Clinton, Not the Press, Needs Prime-Time Conferences
PRESIDENT Clinton's promise in early August to provide more press conferences is most welcome. And yet....
Mr. Clinton was responding to a question that was more of a comment. The occasion was his third nighttime, prescheduled press conference since he took office. Why, the reporter was asking, did he complain about the way radio talk shows were hammering away at him when he had evening press conferences available to him where he could effectively get back at his critics? Why didn't he have more of them?
The president seemed delighted to get this question. He said that his sparing use of the big press conference was a ``mistake.'' He said from now on, he frequently would use this opportunity to communicate with the public.
The president's decision to meet often with the press is a laudable one. The more press conferences the better. It is the job of reporters to get as much information as we can straight out of the mouth of the nation's chief executive. The press conference is our best opportunity to question him on what he is doing - or not doing.
But Clinton, according to his own count, has had what he and his press people classify as press conferences a total of 73 times already - all except two during the day - before the big press conference the night of Aug. 3. Even former President Carter, who often is cited as being particularly accessible to the press, had held fewer press conferences at a similar point in his administration. Mr. Carter kept close to a schedule of two a month and that seemed fully sufficient to White House reporters at the time. President Bush met frequently with the press too - but fewer than 73 times at around the same time in his presidency.
It is against this backdrop of a president who has been more-than-sufficiently responsive to the press that I am bothered by this announcement that Clinton now will frequently hold evening TV press conferences. He seems bent on using evening TV performances to offset what his critics, such as some of the radio talk- show hosts, are saying about him.
Clinton does get bashed quite badly on these shows. I'm just back from a trip where I was listening to talk radio a lot. Clinton is being hit hard. But he must also know that it's the listeners calling in who are doing most of the complaining about him. There's a question in my mind on how much the talk-show hosts are responsible for this recent bubbling up of public unhappiness with the president.
But back to evening press conferences. Why should the press act as props on a stage for a president who appears to be mainly interested in using his outstanding sales skills to win back the American public?
I'm not naive. All presidents since John F. Kennedy first let the TV cameras in to a press conference have been aware of the political advantages that come from opening up this forum to the public. But I don't remember a former president who openly said he was going to add to his already-sufficient press get-togethers an evening TV forum aimed in large part at image-building.

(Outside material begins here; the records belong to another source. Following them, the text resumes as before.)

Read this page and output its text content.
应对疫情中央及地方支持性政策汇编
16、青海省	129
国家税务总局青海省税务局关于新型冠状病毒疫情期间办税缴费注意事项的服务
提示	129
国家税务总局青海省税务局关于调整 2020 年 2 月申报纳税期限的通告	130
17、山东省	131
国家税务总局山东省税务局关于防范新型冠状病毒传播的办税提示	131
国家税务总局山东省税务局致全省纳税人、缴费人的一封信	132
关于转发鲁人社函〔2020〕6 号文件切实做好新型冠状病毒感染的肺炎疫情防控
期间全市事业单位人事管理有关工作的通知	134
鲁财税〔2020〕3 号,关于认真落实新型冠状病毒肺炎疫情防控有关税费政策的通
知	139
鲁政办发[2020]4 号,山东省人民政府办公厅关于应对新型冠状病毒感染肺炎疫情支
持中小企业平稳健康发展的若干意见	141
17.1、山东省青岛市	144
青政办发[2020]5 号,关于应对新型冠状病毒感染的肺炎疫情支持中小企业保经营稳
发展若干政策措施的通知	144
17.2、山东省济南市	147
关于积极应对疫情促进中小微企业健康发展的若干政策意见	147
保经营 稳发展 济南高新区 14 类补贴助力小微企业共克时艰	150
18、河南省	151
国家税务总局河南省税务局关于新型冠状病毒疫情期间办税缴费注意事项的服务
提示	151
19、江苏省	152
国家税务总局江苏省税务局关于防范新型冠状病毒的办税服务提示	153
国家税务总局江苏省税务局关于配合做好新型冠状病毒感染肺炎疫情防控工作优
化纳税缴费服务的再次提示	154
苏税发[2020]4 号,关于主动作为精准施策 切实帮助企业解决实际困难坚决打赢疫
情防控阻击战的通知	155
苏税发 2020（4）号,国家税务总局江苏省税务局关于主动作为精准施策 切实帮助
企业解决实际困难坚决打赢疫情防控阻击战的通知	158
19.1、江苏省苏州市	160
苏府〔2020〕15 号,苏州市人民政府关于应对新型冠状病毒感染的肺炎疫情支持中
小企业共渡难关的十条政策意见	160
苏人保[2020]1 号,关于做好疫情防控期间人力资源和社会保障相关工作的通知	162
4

I'm one of those members of the press who from the beginning has been uncomfortable with the intrusion of TV into the press conference. Immediately, the occasion is turned into a TV show with the questioners taking on roles as actors or props. It's not just the president who plays to the camera; the questioners, too, are mindful of the TV audience, which includes their families and publishers. They naturally want to look good. It is obvious that some make their questions longer than necessary to keep the TV cameras on them.
I'm probably a lone voice in raising questions about why Clinton apparently intends to step up the number of these evening TV extravaganzas. It is true that after his Aug. 3 evening press conference, he reverted to an afternoon meeting with the press last Friday. But it is understood now that he will hold a big evening press conference after he returns from his vacation, probably in early September.